64th ISI World Statistics Congress - Ottawa, Canada

64th ISI World Statistics Congress - Ottawa, Canada

Prediction of Internet Users in Indonesia Using Google Trends Data


Atika Nashirah Hasyyati



64th ISI World Statistics Congress - Ottawa, Canada

Format: CPS Abstract

Keywords: internet, machine learning

Session: CPS 70 - Statistics and internet

Tuesday 18 July 5:30 p.m. - 6:30 p.m. (Canada/Eastern)
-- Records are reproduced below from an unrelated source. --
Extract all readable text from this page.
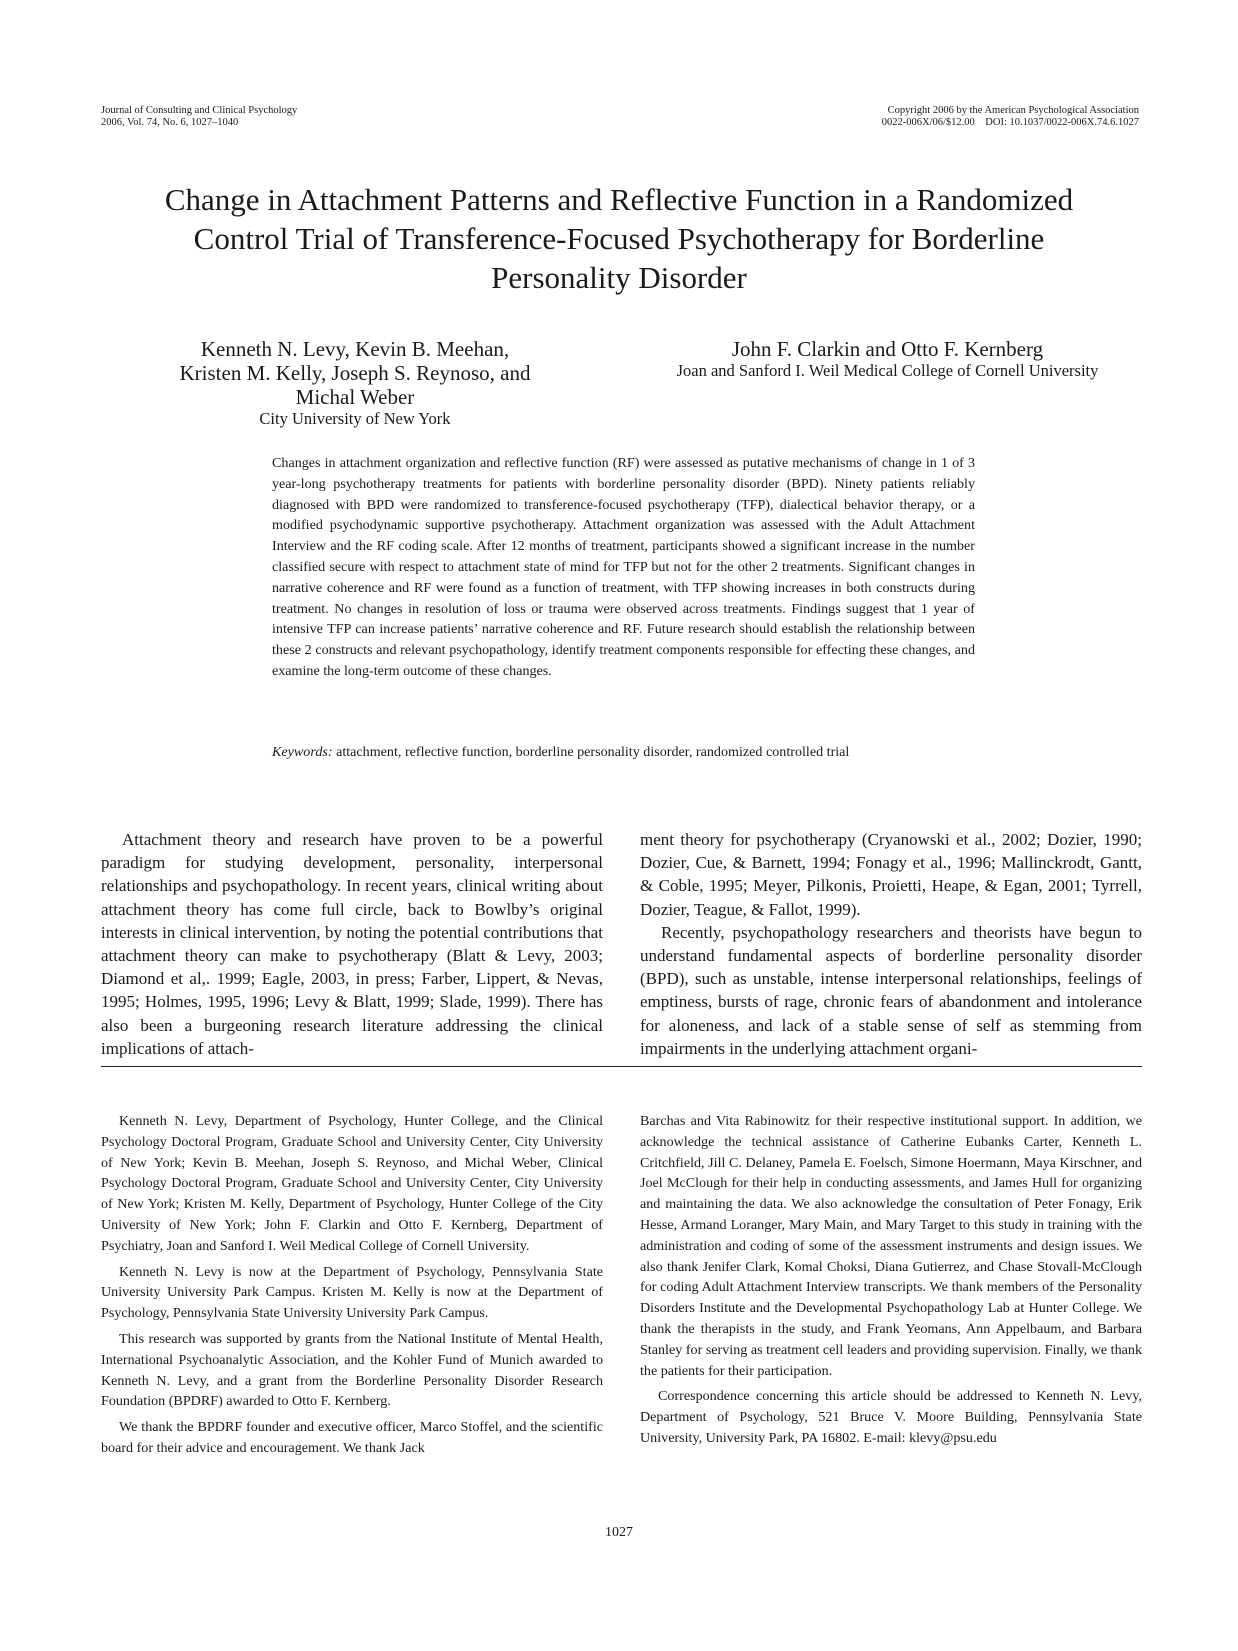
Journal of Consulting and Clinical Psychology
2006, Vol. 74, No. 6, 1027–1040
Copyright 2006 by the American Psychological Association
0022-006X/06/$12.00    DOI: 10.1037/0022-006X.74.6.1027
Change in Attachment Patterns and Reflective Function in a Randomized
Control Trial of Transference-Focused Psychotherapy for Borderline
Personality Disorder
Kenneth N. Levy, Kevin B. Meehan,
Kristen M. Kelly, Joseph S. Reynoso, and
Michal Weber
City University of New York
John F. Clarkin and Otto F. Kernberg
Joan and Sanford I. Weil Medical College of Cornell University

Changes in attachment organization and reflective function (RF) were assessed as putative mechanisms of change in 1 of 3 year-long psychotherapy treatments for patients with borderline personality disorder (BPD). Ninety patients reliably diagnosed with BPD were randomized to transference-focused psychotherapy (TFP), dialectical behavior therapy, or a modified psychodynamic supportive psychotherapy. Attachment organization was assessed with the Adult Attachment Interview and the RF coding scale. After 12 months of treatment, participants showed a significant increase in the number classified secure with respect to attachment state of mind for TFP but not for the other 2 treatments. Significant changes in narrative coherence and RF were found as a function of treatment, with TFP showing increases in both constructs during treatment. No changes in resolution of loss or trauma were observed across treatments. Findings suggest that 1 year of intensive TFP can increase patients’ narrative coherence and RF. Future research should establish the relationship between these 2 constructs and relevant psychopathology, identify treatment components responsible for effecting these changes, and examine the long-term outcome of these changes.

Keywords: attachment, reflective function, borderline personality disorder, randomized controlled trial

Attachment theory and research have proven to be a powerful paradigm for studying development, personality, interpersonal relationships and psychopathology. In recent years, clinical writing about attachment theory has come full circle, back to Bowlby’s original interests in clinical intervention, by noting the potential contributions that attachment theory can make to psychotherapy (Blatt & Levy, 2003; Diamond et al,. 1999; Eagle, 2003, in press; Farber, Lippert, & Nevas, 1995; Holmes, 1995, 1996; Levy & Blatt, 1999; Slade, 1999). There has also been a burgeoning research literature addressing the clinical implications of attach-

ment theory for psychotherapy (Cryanowski et al., 2002; Dozier, 1990; Dozier, Cue, & Barnett, 1994; Fonagy et al., 1996; Mallinckrodt, Gantt, & Coble, 1995; Meyer, Pilkonis, Proietti, Heape, & Egan, 2001; Tyrrell, Dozier, Teague, & Fallot, 1999).

Recently, psychopathology researchers and theorists have begun to understand fundamental aspects of borderline personality disorder (BPD), such as unstable, intense interpersonal relationships, feelings of emptiness, bursts of rage, chronic fears of abandonment and intolerance for aloneness, and lack of a stable sense of self as stemming from impairments in the underlying attachment organi-

Kenneth N. Levy, Department of Psychology, Hunter College, and the Clinical Psychology Doctoral Program, Graduate School and University Center, City University of New York; Kevin B. Meehan, Joseph S. Reynoso, and Michal Weber, Clinical Psychology Doctoral Program, Graduate School and University Center, City University of New York; Kristen M. Kelly, Department of Psychology, Hunter College of the City University of New York; John F. Clarkin and Otto F. Kernberg, Department of Psychiatry, Joan and Sanford I. Weil Medical College of Cornell University.

Kenneth N. Levy is now at the Department of Psychology, Pennsylvania State University University Park Campus. Kristen M. Kelly is now at the Department of Psychology, Pennsylvania State University University Park Campus.

This research was supported by grants from the National Institute of Mental Health, International Psychoanalytic Association, and the Kohler Fund of Munich awarded to Kenneth N. Levy, and a grant from the Borderline Personality Disorder Research Foundation (BPDRF) awarded to Otto F. Kernberg.

We thank the BPDRF founder and executive officer, Marco Stoffel, and the scientific board for their advice and encouragement. We thank Jack

Barchas and Vita Rabinowitz for their respective institutional support. In addition, we acknowledge the technical assistance of Catherine Eubanks Carter, Kenneth L. Critchfield, Jill C. Delaney, Pamela E. Foelsch, Simone Hoermann, Maya Kirschner, and Joel McClough for their help in conducting assessments, and James Hull for organizing and maintaining the data. We also acknowledge the consultation of Peter Fonagy, Erik Hesse, Armand Loranger, Mary Main, and Mary Target to this study in training with the administration and coding of some of the assessment instruments and design issues. We also thank Jenifer Clark, Komal Choksi, Diana Gutierrez, and Chase Stovall-McClough for coding Adult Attachment Interview transcripts. We thank members of the Personality Disorders Institute and the Developmental Psychopathology Lab at Hunter College. We thank the therapists in the study, and Frank Yeomans, Ann Appelbaum, and Barbara Stanley for serving as treatment cell leaders and providing supervision. Finally, we thank the patients for their participation.

Correspondence concerning this article should be addressed to Kenneth N. Levy, Department of Psychology, 521 Bruce V. Moore Building, Pennsylvania State University, University Park, PA 16802. E-mail: klevy@psu.edu

1027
Statistics Indonesia produces the percentage of internet users in Indonesia based on the Indonesian National Socioeconomic Survey (Susenas) annually. One of the impacts of the COVID-19 pandemic is limited access to respondents, so The Partnership on Measuring Information and Communication Technology for Development reported the need to promote data innovations as the complement of ICT traditional data. Internet use is one of the most important ICT variables that can describe the gaps in connectivity and technological advancement. Meanwhile, the current number of internet users can only be published annually so there is a need for more timely estimates. Google Trends data is free to access and timely available (nowcasting) that can be used to produce data and prediction. This paper aims at using Google Trends as an alternative data source to produce monthly estimates of the percentage of individuals using the internet in Indonesia by province. In this case, we also utilise the official data (National Socioeconomic Survey) of the percentage of internet users in Indonesia by province from 2014 to 2021. Using some variables as predictors based on Google Trends data (based on Web Search, possible search keywords are Facebook, WhatsApp, etc., including top searches). Then, applying machine learning methods to predict the percentage of internet users. Several challenges need to be overcome when conducting data gathering from the Google Trends API. Over 1.6 million data was collected by using gtrendsR package. After data cleaning, some machine learning methods were compared to produce monthly estimates of internet users. Comparison of some machine learning methods show that XGBoost has the highest accuracy.